La guerre est déclarée entre le bâtiment basque français et basque espagnol. Une raison : depuis le début de l'année, plus de 8 millions d'euros de marchés publics de peinture ont été captés par des entreprises espagnoles dans les Pyrénées-Atlantiques, près de la frontière. Une autre : un tiers de la rénovation (soit 1,3 million d'euros) du front de mer d'Hendaye a été attribué au groupe espagnol Altuna y Uria. Etc... Explication: à qualité égale, les entrerprises ibériques proposent des tarifs inférieurs de 30% en moyenne. Au grand dam des patrons locaux. « Ces entreprises paient leurs salariés au salaire minimum mensuel espagnol, soit seulement 750 euros. Souvent, elles déclarent un salarié en France et le reste en Espagne. Or, la réglementation européenne stipule que, dès lors qu'un marché dure plus de trois mois, la société doit respecter les règles sociales et la loi du pays où elle travaille », fustige Patrick Lacarrère, secrétaire général de la fédération BTP dans les Pyrénées-Atlantiques. Autre problème, « les Espagnols multiplient les heures, en s'affranchissant totalement du code du travail français », poursuit-il.

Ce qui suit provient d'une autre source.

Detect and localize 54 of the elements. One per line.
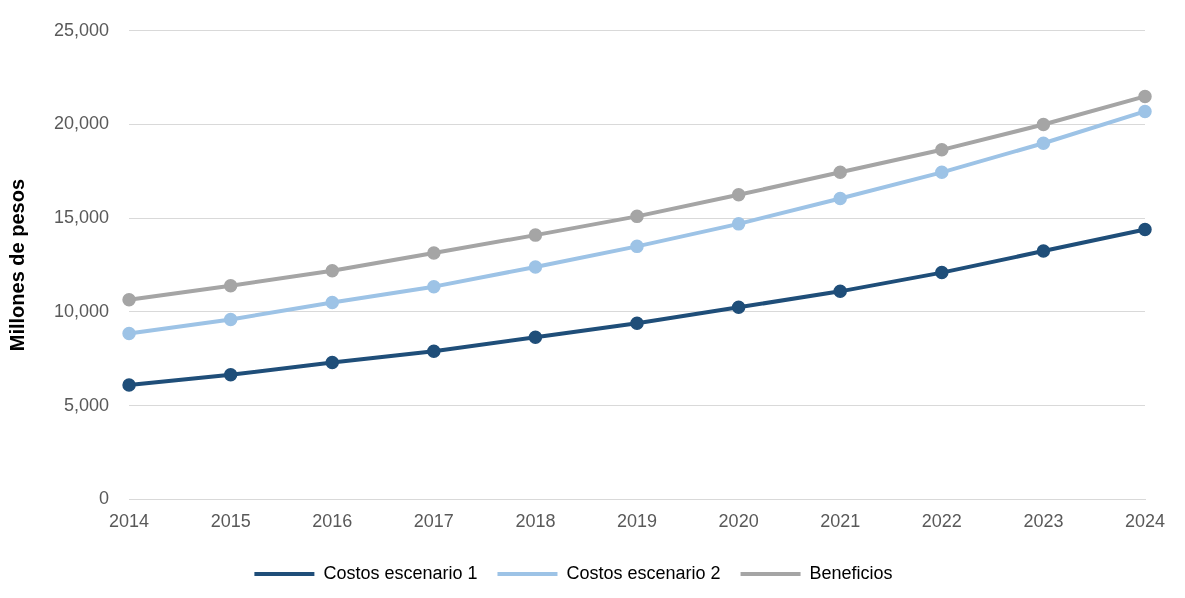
x-tick-label: 2018 [515,511,556,532]
point [122,326,136,341]
point [833,191,847,206]
point [630,316,644,330]
point [427,246,441,260]
point [528,228,543,242]
point [325,355,339,370]
y-axis-title: Millones de pesos [5,178,28,352]
point [731,217,746,231]
x-tick-label: 2019 [617,511,658,532]
legend-label: Costos escenario 1 [323,562,478,583]
point [630,239,644,254]
point [833,165,847,180]
x-tick-label: 2024 [1124,511,1166,532]
x-tick-label: 2022 [921,511,962,532]
point [528,260,543,274]
x-tick-label: 2020 [718,511,759,532]
point [223,368,238,382]
point [833,284,847,299]
x-tick-label: 2015 [210,511,251,532]
point [223,312,238,327]
point [325,263,339,278]
point [1036,244,1051,258]
x-tick-label: 2023 [1023,511,1064,532]
point [1138,104,1152,119]
point [427,344,441,359]
point [1138,222,1152,237]
point [122,378,136,392]
point [528,330,543,345]
legend-label: Costos escenario 2 [566,562,721,583]
point [427,279,441,294]
y-tick-label: 15,000 [53,207,110,228]
point [935,143,949,157]
point [935,165,949,180]
x-tick-label: 2021 [820,511,861,532]
y-tick-label: 5,000 [64,394,110,415]
point [731,300,746,315]
point [935,265,949,280]
x-tick-label: 2016 [312,511,353,532]
y-tick-label: 10,000 [53,300,110,321]
y-tick-label: 25,000 [53,19,110,40]
point [731,188,746,202]
point [223,278,238,293]
x-tick-label: 2014 [109,511,150,532]
point [1138,89,1152,104]
x-tick-label: 2017 [413,511,454,532]
point [1036,117,1051,132]
point [325,295,339,310]
y-tick-label: 0 [99,488,110,509]
y-tick-label: 20,000 [53,113,110,134]
point [630,209,644,224]
legend-label: Beneficios [809,562,893,583]
point [1036,136,1051,151]
point [122,293,136,307]
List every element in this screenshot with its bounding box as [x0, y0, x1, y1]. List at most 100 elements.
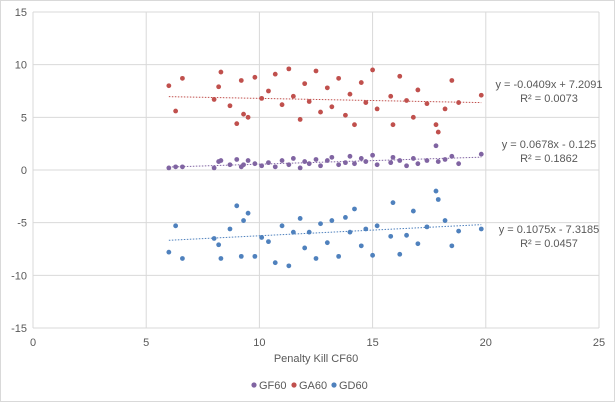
point-gf60 — [415, 161, 421, 167]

Des actions en justice contre des collectivités ayant choisi des entreprises espagnoles


« Nous en avons surtout après les collectivités locales qui ne devraient pas leur attribuer des marchés, car ils ont l'obligation de respecter le code des marchés publics », lâche-t-il. La fédération BTP du 64 a donc engagé deux procédures judiciaires devant le tribunal administratif de Pau contre la mairie d'Anglet et la Chambre des métiers de Bayonne. Ces dernières ont fait travailler des entreprises espagnoles respectivement sur une salle de spectacles et la rénovation du Centre de formation professionnelle des adultes.
La mairie d'Anglet se défend en disant que « les salariés qui interviendront sur le chantier seront affiliés au régime français. En outre, l'offre espagnole n'était pas anormalement basse en termes de prix et s'est révélée proche de l'estimation faite par la ville ». La collectivité en veut pour preuve que le tribunal a débouté le groupe Eiffage, qui avait engagé un recours avec le soutien de la fédération du BTP. Par ailleurs, « l'attribution du marché de la salle culturelle d'Anglet à Altuna y Uria ne concernait que le gros-?uvre soit 25% du marché total, et sur ces 25%, compte tenu de la sous-traitance à des entreprises françaises, la part d'Altuna y Uria représentera au final à peine 16 % du coût des travaux », précise la Ville.
Sauveur Lagourgue, le président de la Chambre des métiers, rappelle, quant à lui, qu'à la suite de deux appels d'offres pour la peinture (le premier fut infructueux), il n'y avait plus en lice qu'une entreprise bayonnaise et une espagnole. « L'entreprise espagnole était moins chère et remplissait tous les critères, contrairement à son concurrent français. Sa régularité a été contrôlée », assure-t-il. En fait, « c'est surtout que le marché se rétrécit. Il est vrai qu'il y a de quoi s'inquiéter lorsque l'on voit des groupes comme Vinci candidater sur des chantiers à 10 000 euros », estime-t-il.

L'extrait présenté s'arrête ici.